La ministre de la Culture, Nathalie Roy, s’est notamment indignée devant la destruction de la maison Boileau, à Chambly. Elle aura besoin d’appuis solides de la part du public, de députés, de maires et d’investisseurs privés pour avancer et mettre en œuvre les changements prônés par Courchesne-Corbo dans leur rapport.

Patrimoine et test identitaire

CHRONIQUE / François Legault et la Coalition avenir Québec ont joué à fond la carte identitaire pour obtenir le vote des Québécois. Reste à voir maintenant si le gouvernement caquiste et sa ministre de la Culture, Nathalie Roy, seront de grands défenseurs du patrimoine immobilier, un marqueur important de notre identité.

En campagne électorale, François Legault a exprimé la crainte «que nos petits-enfants ne parlent plus français».

Il faudra également que son gouvernement s’assure que nos petits-enfants puissent voir et vivre dans des maisons, des bâtiments et des lieux de culte qui témoignent de l’histoire, des différents styles architecturaux, des influences qui ont façonné le Québec et constitué son riche patrimoine.

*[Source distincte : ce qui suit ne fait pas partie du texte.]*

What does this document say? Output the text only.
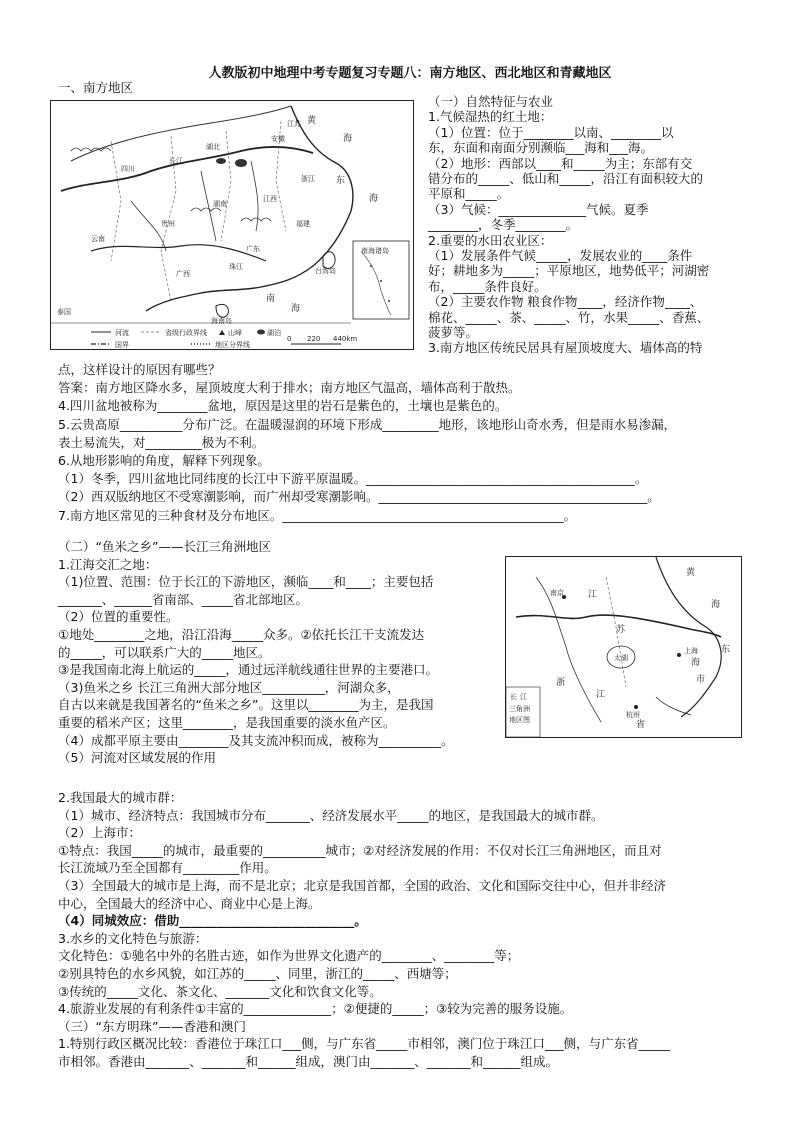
人教版初中地理中考专题复习专题八：南方地区、西北地区和青藏地区
一、南方地区
黄
海
东
海
南
海
台湾岛
南海诸岛
海南岛
广东
福建
浙江
江西
湖南
湖北
四川
贵州
云南
广西
长江
珠江
安徽
江苏
泰国
河流	省级行政界线	山峰	湖泊
国界	地区分界线
0 220 440km
（一）自然特征与农业
1.气候湿热的红土地：
（1）位置：位于________以南、________以
东，东面和南面分别濒临___海和___海。
（2）地形：西部以____和_____为主；东部有交
错分布的_____、低山和_____，沿江有面积较大的
平原和_____。
（3）气候：______________气候。夏季
________，冬季________。
2.重要的水田农业区：
（1）发展条件气候_____，发展农业的____条件
好；耕地多为_____；平原地区，地势低平；河湖密
布，_____条件良好。
（2）主要农作物 粮食作物____，经济作物____、
棉花、_____、茶、_____、竹，水果_____、香蕉、
菠萝等。
3.南方地区传统民居具有屋顶坡度大、墙体高的特
点，这样设计的原因有哪些？
答案：南方地区降水多，屋顶坡度大利于排水；南方地区气温高，墙体高利于散热。
4.四川盆地被称为________盆地，原因是这里的岩石是紫色的，土壤也是紫色的。
5.云贵高原__________分布广泛。在温暖湿润的环境下形成_________地形，该地形山奇水秀，但是雨水易渗漏，
表土易流失，对_________极为不利。
6.从地形影响的角度，解释下列现象。
（1）冬季，四川盆地比同纬度的长江中下游平原温暖。___________________________________________。
（2）西双版纳地区不受寒潮影响，而广州却受寒潮影响。___________________________________________。
7.南方地区常见的三种食材及分布地区。_____________________________________________。
黄
江
苏
海
浙
江
省
海
市
东
长 江
三角洲
地区图
太湖
南京
上海
杭州
（二）“鱼米之乡”——长江三角洲地区
1.江海交汇之地：
（1)位置、范围：位于长江的下游地区，濒临____和____；主要包括
_______、______省南部、_____省北部地区。
（2）位置的重要性。
①地处________之地，沿江沿海_____众多。②依托长江干支流发达
的_____，可以联系广大的_____地区。
③是我国南北海上航运的_____，通过远洋航线通往世界的主要港口。
（3)鱼米之乡 长江三角洲大部分地区__________，河湖众多，
自古以来就是我国著名的“鱼米之乡”。这里以________为主，是我国
重要的稻米产区；这里________，是我国重要的淡水鱼产区。
（4）成都平原主要由________及其支流冲积而成，被称为__________。
（5）河流对区域发展的作用
2.我国最大的城市群：
（1）城市、经济特点：我国城市分布_______、经济发展水平_____的地区，是我国最大的城市群。
（2）上海市：
①特点：我国_____的城市，最重要的__________城市；②对经济发展的作用：不仅对长江三角洲地区，而且对
长江流域乃至全国都有_________作用。
（3）全国最大的城市是上海，而不是北京；北京是我国首都，全国的政治、文化和国际交往中心，但并非经济
中心，全国最大的经济中心、商业中心是上海。
（4）同城效应：借助____________________________。
3.水乡的文化特色与旅游：
文化特色：①驰名中外的名胜古迹，如作为世界文化遗产的________、________等；
②别具特色的水乡风貌，如江苏的_____、同里，浙江的_____、西塘等；
③传统的_____文化、茶文化、_______文化和饮食文化等。
4.旅游业发展的有利条件①丰富的______________；②便捷的_____；③较为完善的服务设施。
（三）“东方明珠”——香港和澳门
1.特别行政区概况比较：香港位于珠江口___侧，与广东省_____市相邻，澳门位于珠江口___侧，与广东省_____
市相邻。香港由_______、_______和______组成，澳门由_______、_______和______组成。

Si un ancien couvent datant de 1877 peut être sacrifié pour faire place à une maison des aînés, si une maison ancestrale peut être démolie pour construire un stationnement et si la présence de «fantômes urbains» (ces maisons et bâtiments que des propriétaires privés ou publics négligent pour justifier un jour leur destruction) ne suscite pas plus d’indignation, il faudra conclure que l’on s’en fout éperdument de cette composante de l’identité québécoise.

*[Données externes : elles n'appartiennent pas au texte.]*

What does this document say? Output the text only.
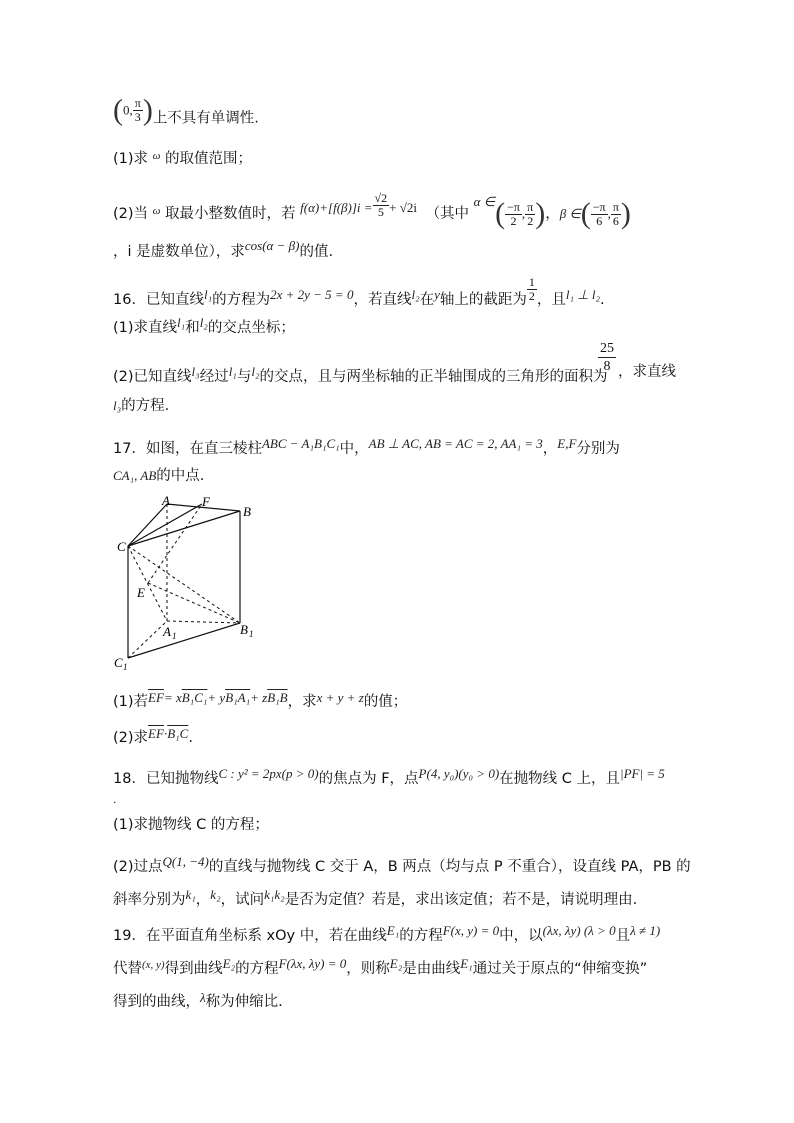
(0, $\frac{\pi}{3}$ )上不具有单调性.
(1)求 $^\omega$ 的取值范围；
(2)当 $^\omega$ 取最小整数值时，若 $f(\alpha)+[f(\beta)]i = \frac{√2}{5} + √2i$ （其中 α ∈( $\frac{-\pi}{2}$ , $\frac{\pi}{2}$ )，β ∈( $\frac{-\pi}{6}$ , $\frac{\pi}{6}$ )
，i 是虚数单位），求cos(α − β)的值.
16．已知直线l₁的方程为2x + 2y − 5 = 0，若直线l₂在y轴上的截距为 $\frac{1}{2}$ ，且l₁ ⊥ l₂.
(1)求直线l₁和l₂的交点坐标；
(2)已知直线l₃经过l₁与l₂的交点，且与两坐标轴的正半轴围成的三角形的面积为
$\frac{25}{8}$ ，求直线
l₃的方程.
17．如图，在直三棱柱ABC − A₁B₁C₁中，AB ⊥ AC, AB = AC = 2, AA₁ = 3，E,F分别为
CA₁, AB的中点.
A F
B
C
E
A 1	B 1
C 1
(1)若$\overline{EF}= xB_1C_1+ yB_1A_1+ zB_1B$，求x + y + z的值；
(2)求$\overline{EF}\cdot B_1C$.
18．已知抛物线C : y² = 2px(p > 0)的焦点为 F，点P(4, y₀)(y₀ > 0)在抛物线 C 上，且|PF| = 5
.
(1)求抛物线 C 的方程；
(2)过点Q(1, −4)的直线与抛物线 C 交于 A，B 两点（均与点 P 不重合），设直线 PA，PB 的
斜率分别为k₁，k₂，试问k₁k₂是否为定值？若是，求出该定值；若不是，请说明理由.
19．在平面直角坐标系 xOy 中，若在曲线E₁的方程F(x, y) = 0中，以(λx, λy) (λ > 0且λ ≠ 1)
代替$^{(x, y)}$得到曲线E₂的方程F(λx, λy) = 0，则称E₂是由曲线E₁通过关于原点的“伸缩变换”
得到的曲线，λ称为伸缩比.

Comme si l’existence de la loi 101, la présence du crucifix à l’Assemblée nationale et l’interdiction du port de signes religieux nous préservaient de tout et pouvaient compenser notre manque de ferveur pour le patrimoine.

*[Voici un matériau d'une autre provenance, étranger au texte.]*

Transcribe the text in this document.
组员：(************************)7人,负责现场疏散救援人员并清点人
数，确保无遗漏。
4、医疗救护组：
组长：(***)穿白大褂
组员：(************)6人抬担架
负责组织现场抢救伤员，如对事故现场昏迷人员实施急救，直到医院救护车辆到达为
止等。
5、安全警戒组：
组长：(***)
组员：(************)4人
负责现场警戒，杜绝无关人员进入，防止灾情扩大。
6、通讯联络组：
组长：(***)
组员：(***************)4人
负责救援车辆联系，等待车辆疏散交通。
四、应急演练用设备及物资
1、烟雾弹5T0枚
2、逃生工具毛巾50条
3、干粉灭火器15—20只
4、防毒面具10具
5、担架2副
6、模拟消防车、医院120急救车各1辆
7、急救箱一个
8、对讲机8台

Dans un rapport sur la gouvernance du patrimoine, soumis en 2016 au ministre de la Culture et des Communications du Québec, Michelle Courchesne et Claude Corbo soulignent que la langue est un premier marqueur incontournable de l’identité du Québec, mais que celui-ci s’avère relativement fragile.

«[...] l’identité des peuples tient aussi pour beaucoup à leur patrimoine culturel matériel et immatériel, mobilier ou immobilier, et vivant», rappellent-ils.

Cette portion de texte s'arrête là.